Amidst economic turmoil, are there any positives? Certainly, the problems are clearly visible as the UK economy moves into recession. Many shops will not re-open, with hospitality businesses also hit. Normality for pubs and travel seems a long way off. But many online businesses are trading well and companies providing technology, finance or business services have learned how to operate remotely.
Often social and economic transitions are born of necessity. Wartime was a catalyst for social and political change. Now, many have been forced to order online, learn new remote working skills and access services through their smart devices. This is driving a rapid move into the cloud, digitising many services. Home delivery is just the visible part of this change, but it extends to digital health and remote delivery of a wide range of complex services. This is forcing a re-examination of the role of the workplace and city centres, alongside changing society views on work/life balance and sustainable living. In recent years the economy has been moving gradually in this direction – now, it is a rush is for business survival.
Certainly, the change will involve a cut in city centre physical office space. But a change in the mix of office and remote working will bring more activity into the suburbs. Even workers moving from a five-day commute to three or four days, could decide to move home, at the same time as offices might downsize. For business this will drive demand for flexible office space, with bigger common areas to encourage relationship building. City centres will take time to adjust, but some downsizing seems likely. The Scottish home property market has seen strong demand since restrictions were eased and stamp duty cut. There seems to be a trend to move from city centres, encouraged by 5G and better data connectivity.

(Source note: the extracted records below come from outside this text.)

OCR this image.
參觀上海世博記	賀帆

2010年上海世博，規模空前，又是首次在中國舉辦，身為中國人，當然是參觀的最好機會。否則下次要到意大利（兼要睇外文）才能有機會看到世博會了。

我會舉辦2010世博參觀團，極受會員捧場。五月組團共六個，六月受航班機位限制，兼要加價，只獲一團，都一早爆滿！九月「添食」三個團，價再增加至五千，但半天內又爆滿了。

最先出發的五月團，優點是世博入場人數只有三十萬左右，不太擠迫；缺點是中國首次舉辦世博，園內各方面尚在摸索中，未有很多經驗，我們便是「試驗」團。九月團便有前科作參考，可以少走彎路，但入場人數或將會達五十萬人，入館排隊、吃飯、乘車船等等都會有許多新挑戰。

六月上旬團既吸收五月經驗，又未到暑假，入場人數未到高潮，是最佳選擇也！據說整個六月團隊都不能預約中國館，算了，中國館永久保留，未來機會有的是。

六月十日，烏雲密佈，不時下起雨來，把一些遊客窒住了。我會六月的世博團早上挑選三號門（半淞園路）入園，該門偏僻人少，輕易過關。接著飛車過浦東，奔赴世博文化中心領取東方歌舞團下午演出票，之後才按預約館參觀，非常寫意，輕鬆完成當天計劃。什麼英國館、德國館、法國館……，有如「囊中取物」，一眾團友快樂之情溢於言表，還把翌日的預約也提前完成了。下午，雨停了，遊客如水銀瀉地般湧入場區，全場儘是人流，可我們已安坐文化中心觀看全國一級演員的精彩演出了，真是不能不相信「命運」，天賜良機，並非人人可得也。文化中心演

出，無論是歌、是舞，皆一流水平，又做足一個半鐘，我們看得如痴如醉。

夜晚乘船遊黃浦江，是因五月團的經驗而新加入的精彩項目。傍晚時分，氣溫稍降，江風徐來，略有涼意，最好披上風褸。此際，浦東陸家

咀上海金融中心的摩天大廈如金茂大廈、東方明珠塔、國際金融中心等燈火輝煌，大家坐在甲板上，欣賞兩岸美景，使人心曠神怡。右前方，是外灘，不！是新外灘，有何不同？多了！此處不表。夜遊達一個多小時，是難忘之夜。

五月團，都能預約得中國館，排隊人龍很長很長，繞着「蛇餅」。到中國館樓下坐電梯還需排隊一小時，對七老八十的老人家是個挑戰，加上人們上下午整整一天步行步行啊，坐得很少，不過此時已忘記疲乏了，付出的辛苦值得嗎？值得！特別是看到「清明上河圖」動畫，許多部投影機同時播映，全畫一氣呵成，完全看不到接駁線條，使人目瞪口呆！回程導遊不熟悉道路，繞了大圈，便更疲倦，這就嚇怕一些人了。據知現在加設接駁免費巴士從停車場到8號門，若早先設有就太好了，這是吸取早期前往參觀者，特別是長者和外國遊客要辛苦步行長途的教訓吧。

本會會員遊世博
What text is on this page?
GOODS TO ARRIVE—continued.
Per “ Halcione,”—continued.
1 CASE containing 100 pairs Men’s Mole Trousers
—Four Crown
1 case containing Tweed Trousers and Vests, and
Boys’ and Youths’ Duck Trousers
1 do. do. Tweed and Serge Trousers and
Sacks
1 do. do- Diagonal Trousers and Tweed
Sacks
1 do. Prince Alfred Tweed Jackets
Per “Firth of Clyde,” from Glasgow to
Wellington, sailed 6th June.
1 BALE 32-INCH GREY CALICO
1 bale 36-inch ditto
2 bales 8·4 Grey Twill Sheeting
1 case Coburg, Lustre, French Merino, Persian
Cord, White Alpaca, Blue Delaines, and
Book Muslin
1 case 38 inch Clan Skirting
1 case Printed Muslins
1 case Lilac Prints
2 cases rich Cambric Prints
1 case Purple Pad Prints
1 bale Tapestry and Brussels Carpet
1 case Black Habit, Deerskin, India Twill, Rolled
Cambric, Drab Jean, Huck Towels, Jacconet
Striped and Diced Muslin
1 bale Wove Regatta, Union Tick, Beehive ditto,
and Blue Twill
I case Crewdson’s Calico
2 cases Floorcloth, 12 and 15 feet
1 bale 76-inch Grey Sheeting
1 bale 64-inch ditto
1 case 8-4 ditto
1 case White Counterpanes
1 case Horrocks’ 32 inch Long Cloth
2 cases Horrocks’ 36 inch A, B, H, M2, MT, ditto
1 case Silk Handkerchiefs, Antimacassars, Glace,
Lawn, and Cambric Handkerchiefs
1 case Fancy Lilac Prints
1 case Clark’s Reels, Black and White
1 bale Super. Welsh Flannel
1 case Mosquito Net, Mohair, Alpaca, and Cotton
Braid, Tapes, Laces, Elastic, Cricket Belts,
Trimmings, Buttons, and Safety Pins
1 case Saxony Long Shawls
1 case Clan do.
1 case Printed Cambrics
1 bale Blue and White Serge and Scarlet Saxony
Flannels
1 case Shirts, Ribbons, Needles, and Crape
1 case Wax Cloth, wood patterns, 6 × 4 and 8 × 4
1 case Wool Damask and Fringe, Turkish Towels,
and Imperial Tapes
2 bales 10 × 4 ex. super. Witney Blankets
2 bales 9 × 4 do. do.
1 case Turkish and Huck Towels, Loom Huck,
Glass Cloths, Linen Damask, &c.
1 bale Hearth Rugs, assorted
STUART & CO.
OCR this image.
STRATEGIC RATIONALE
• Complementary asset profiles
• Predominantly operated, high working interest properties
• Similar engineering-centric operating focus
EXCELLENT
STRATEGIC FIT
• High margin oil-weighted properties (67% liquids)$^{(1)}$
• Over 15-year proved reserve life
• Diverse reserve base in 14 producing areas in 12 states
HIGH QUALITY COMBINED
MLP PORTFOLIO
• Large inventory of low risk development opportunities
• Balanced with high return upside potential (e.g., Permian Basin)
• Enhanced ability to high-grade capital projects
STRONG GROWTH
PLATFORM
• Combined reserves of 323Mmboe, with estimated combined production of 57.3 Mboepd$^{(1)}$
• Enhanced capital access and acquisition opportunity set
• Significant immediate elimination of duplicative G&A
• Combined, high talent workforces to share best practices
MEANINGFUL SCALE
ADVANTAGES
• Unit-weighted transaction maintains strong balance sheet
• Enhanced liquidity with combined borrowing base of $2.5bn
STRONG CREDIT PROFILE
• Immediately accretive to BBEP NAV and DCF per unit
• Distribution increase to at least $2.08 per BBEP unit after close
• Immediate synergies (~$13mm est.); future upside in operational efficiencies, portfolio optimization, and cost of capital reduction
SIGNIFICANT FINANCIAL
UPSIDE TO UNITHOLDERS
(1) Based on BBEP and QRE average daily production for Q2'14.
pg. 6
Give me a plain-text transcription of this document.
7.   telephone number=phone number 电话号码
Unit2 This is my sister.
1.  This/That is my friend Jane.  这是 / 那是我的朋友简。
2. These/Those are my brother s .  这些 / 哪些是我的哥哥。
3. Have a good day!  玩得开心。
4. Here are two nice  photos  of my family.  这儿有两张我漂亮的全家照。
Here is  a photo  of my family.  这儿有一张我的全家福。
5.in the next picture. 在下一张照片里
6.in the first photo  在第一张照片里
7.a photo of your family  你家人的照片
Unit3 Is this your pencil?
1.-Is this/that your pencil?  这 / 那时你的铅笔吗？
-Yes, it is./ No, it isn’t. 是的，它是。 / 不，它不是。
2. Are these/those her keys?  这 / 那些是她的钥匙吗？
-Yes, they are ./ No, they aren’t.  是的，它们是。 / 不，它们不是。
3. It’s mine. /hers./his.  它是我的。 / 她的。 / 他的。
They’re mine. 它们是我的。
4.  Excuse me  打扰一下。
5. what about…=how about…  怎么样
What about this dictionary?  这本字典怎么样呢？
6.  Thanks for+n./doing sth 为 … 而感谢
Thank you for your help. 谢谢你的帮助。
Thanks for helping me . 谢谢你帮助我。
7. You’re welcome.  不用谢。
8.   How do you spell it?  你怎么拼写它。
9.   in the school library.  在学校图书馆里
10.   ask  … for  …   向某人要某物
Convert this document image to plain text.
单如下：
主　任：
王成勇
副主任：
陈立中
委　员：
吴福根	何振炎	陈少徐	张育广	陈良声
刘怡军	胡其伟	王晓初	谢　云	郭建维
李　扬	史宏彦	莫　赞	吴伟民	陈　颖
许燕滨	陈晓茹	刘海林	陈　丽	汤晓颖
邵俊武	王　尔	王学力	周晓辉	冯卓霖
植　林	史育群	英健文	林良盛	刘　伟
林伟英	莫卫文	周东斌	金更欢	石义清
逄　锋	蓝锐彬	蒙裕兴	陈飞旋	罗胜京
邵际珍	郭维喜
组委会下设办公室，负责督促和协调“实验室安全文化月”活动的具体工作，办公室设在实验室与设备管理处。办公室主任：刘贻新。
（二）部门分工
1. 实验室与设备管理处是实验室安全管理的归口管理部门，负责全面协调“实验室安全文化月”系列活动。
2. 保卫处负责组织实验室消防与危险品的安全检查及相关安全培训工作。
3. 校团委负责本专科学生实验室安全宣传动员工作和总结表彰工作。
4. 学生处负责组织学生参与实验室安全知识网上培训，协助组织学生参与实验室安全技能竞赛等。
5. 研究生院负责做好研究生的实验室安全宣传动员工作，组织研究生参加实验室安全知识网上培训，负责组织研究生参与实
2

Although management of the pandemic and the eventual arrival of vaccines will ease current business pressures, old practices will not return. Better use of technology should boost productivity. But at the same time, machine learning and automation could take over some of these jobs. When data is on the cloud, it is simpler to bring cheaper standardised technology to work on it. And, once a job has been moved to remote working, a further shift to transfer some of that work overseas becomes easier. Manufacturing supply chains are likely to be shortened in future, recognising the potential for disruption. But there is now the potential for more business services to move abroad.
As a service economy, the UK has much to lose from this change. The pandemic is driving a business restructuring - with digitisation and remote working at its core – that lowers barriers to competition. To date, many services have enjoyed protection from global competitors, supported by a distrust of remote organisations. At the moment, these UK services are seeing increased demand and able to push out some cost. But it is imperative that they move up the value chain and develop branding or intellectual property that protects their profit margins. And employees will need to raise their skills in this new world. Online taxes and trade barriers are unlikely to hold back this service globalisation.
If there is a silver lining in all this business change, it is that businesses are now building-in resilience and customers are more focused on sustainability. People want to support small businesses with genuine craft. There is a future for those that can provide differentiated locally delivered services and products.
The stockmarket is already recognising the potential for change. Strong performance by shares of the major global technology businesses – mainly American – points to the greater opportunity they now have. But it is a fertile environment for new businesses that have digital or medical technology at their core. Universities and creative industries will be key. Scotland could fare well if it invests in talent and creates a supportive infrastructure.
A version of this article was published in The Herald on 27/08/2020.